13-May-2017: Centre plans to provide financial assistance and introduce norms to improve labour conditions in the fishing sector.

The financial assistance will ensure that the Indian fishing fleet does not engage in ‘Illegal, Unreported and Unregulated’ (IUU) fishing, according to the National Policy on Marine Fisheries, 2017.

The Indian marine fisheries account for an economic wealth of about Rs. 65,000 crore, according to the policy — meant to guide the coordination and management of India’s marine fisheries during the next 10 years. However, fishermen are having difficulties in availing institutional credit to buy fishing implements and crafts, and that the risky nature of returns has led to many fishermen falling into the debt trap of private financiers and middlemen. Therefore, the Centre, with the help of National Bank of Agriculture and Rural Development, will provide financial assistance to fishermen with liberal terms and conditions.

IUU fishing:

“IUU” stands for illegal, unreported, and unregulated fishing. IUU fishing includes all fishing that breaks fisheries laws or occurs outside the reach of fisheries laws and regulations. An important part of IUU fishing is illegal fishing, which usually refers to fishing without a license, fishing in a closed area, fishing with prohibited gear, fishing over a quota, or the fishing of prohibited species. Most of the world’s fish is caught in the national waters of coastal States. Illegal fishing in such areas can range from a licensed vessel fishing more than its allowed catch to a vessel coming into the zone with no fishing license at all, or even a vessel crew not reporting or underreporting their catch—even if the vessel is licensed to catch that species. A lot of unregulated fishing occurs on the high seas. The high seas are international waters beyond the exclusive economic zone, which extends 200 nautical miles from the shoreline, of a coastal state. Patchy regulation, little enforcement, and the vast expanse of the ocean—the high seas cover almost 45 percent of our planet—combine to allow rampant illegal and unregulated fishing in those areas. Even when unregulated fishing on the high seas does not break any national law, it can have a significant harmful impact on marine life in the world’s oceans. So, the international community needs to develop and implement policy solutions that both forbid and eradicate these activities.

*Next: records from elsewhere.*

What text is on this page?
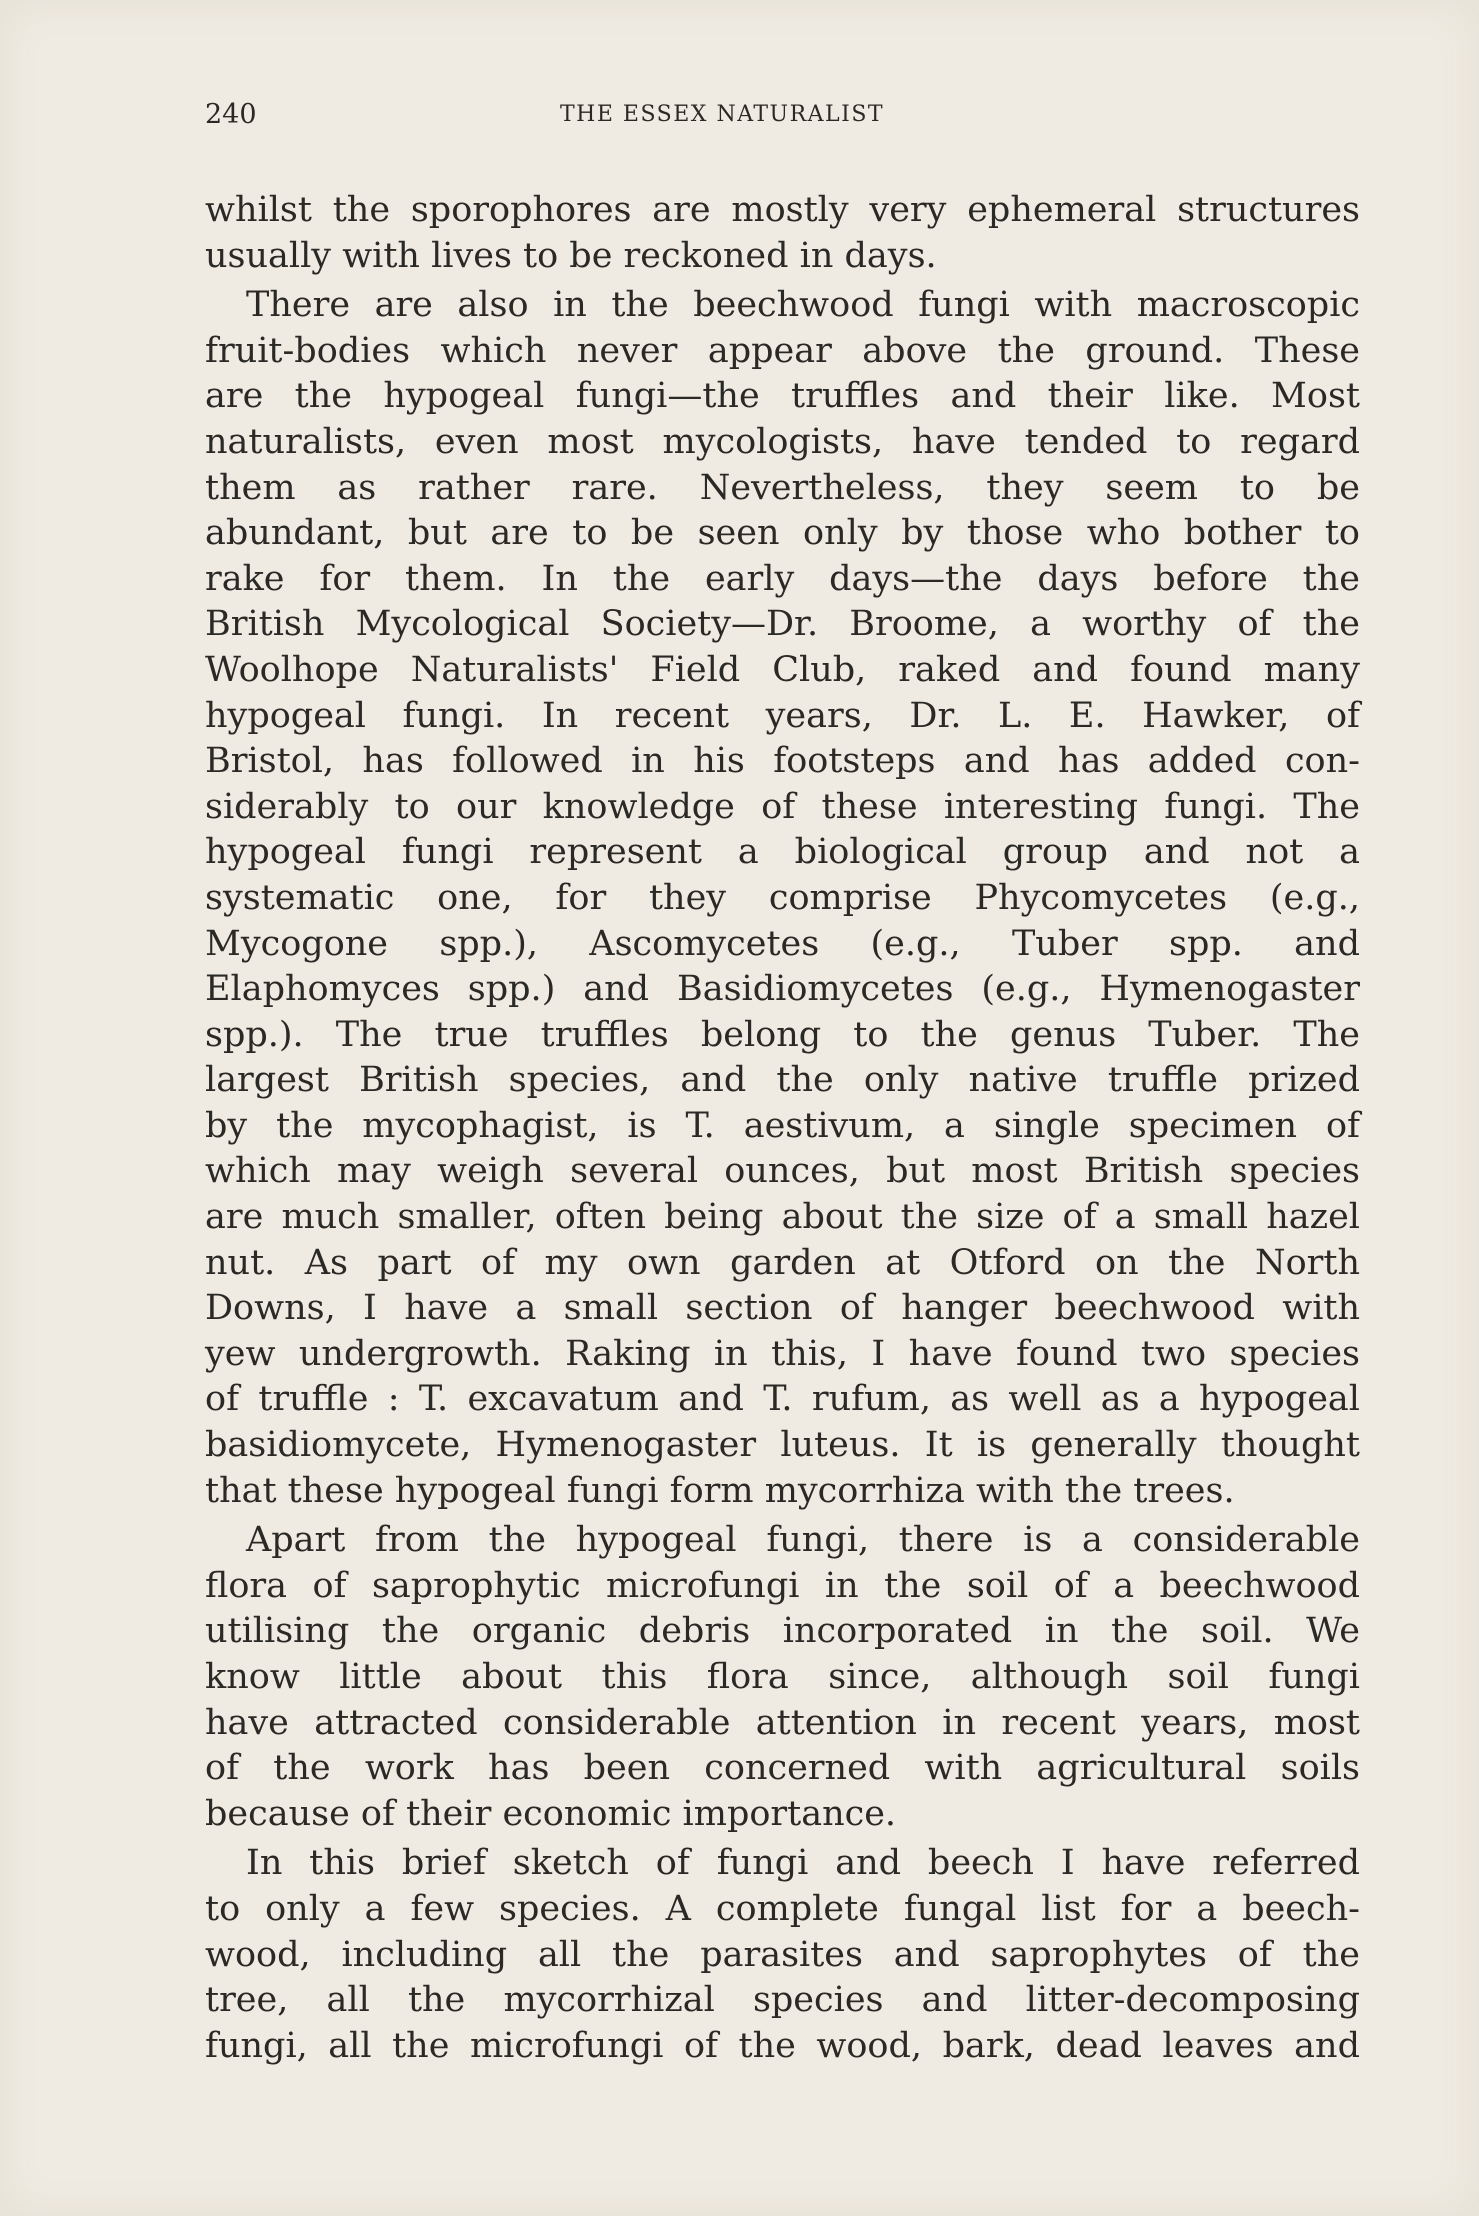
240	THE ESSEX NATURALIST

whilst the sporophores are mostly very ephemeral structures
usually with lives to be reckoned in days.

There are also in the beechwood fungi with macroscopic
fruit-bodies which never appear above the ground. These
are the hypogeal fungi—the truffles and their like. Most
naturalists, even most mycologists, have tended to regard
them as rather rare. Nevertheless, they seem to be
abundant, but are to be seen only by those who bother to
rake for them. In the early days—the days before the
British Mycological Society—Dr. Broome, a worthy of the
Woolhope Naturalists' Field Club, raked and found many
hypogeal fungi. In recent years, Dr. L. E. Hawker, of
Bristol, has followed in his footsteps and has added con-
siderably to our knowledge of these interesting fungi. The
hypogeal fungi represent a biological group and not a
systematic one, for they comprise Phycomycetes (e.g.,
Mycogone spp.), Ascomycetes (e.g., Tuber spp. and
Elaphomyces spp.) and Basidiomycetes (e.g., Hymenogaster
spp.). The true truffles belong to the genus Tuber. The
largest British species, and the only native truffle prized
by the mycophagist, is T. aestivum, a single specimen of
which may weigh several ounces, but most British species
are much smaller, often being about the size of a small hazel
nut. As part of my own garden at Otford on the North
Downs, I have a small section of hanger beechwood with
yew undergrowth. Raking in this, I have found two species
of truffle : T. excavatum and T. rufum, as well as a hypogeal
basidiomycete, Hymenogaster luteus. It is generally thought
that these hypogeal fungi form mycorrhiza with the trees.

Apart from the hypogeal fungi, there is a considerable
flora of saprophytic microfungi in the soil of a beechwood
utilising the organic debris incorporated in the soil. We
know little about this flora since, although soil fungi
have attracted considerable attention in recent years, most
of the work has been concerned with agricultural soils
because of their economic importance.

In this brief sketch of fungi and beech I have referred
to only a few species. A complete fungal list for a beech-
wood, including all the parasites and saprophytes of the
tree, all the mycorrhizal species and litter-decomposing
fungi, all the microfungi of the wood, bark, dead leaves and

Impacts of illegal fishing:

Illegal fishing adversely affects legitimate commercial fishers as well as fish populations. Illegal fishers avoid overhead costs, such as licensing fees. They fish without the constraints accepted by legal fishers, often falsify documentation, and effectively “launder” their ill-gotten catch. Illegal fishers’ actions constitute a clear case of unfair competition since they operate without the costs of doing business legally or the strictures of following established policies and laws. Also, because illegal fishers do not report catch, their fishing activities affect the accuracy of official fish catch and stock estimates. This adversely affects how fisheries are managed because regulatory bodies use reported catches and stock estimates to set catch limits and otherwise manage fish populations. Thus, because the real volume of fish caught is unknown, it is very difficult to effectively manage fisheries where illegal fishing is taking place. Finally, illegal fishing often causes grave environmental damage, especially when vessels use prohibited gear, such as driftnets, that catches nontarget species (including sharks, turtles or dolphins) or physically damages or destroys reefs, seamounts, and other vulnerable marine ecosystems.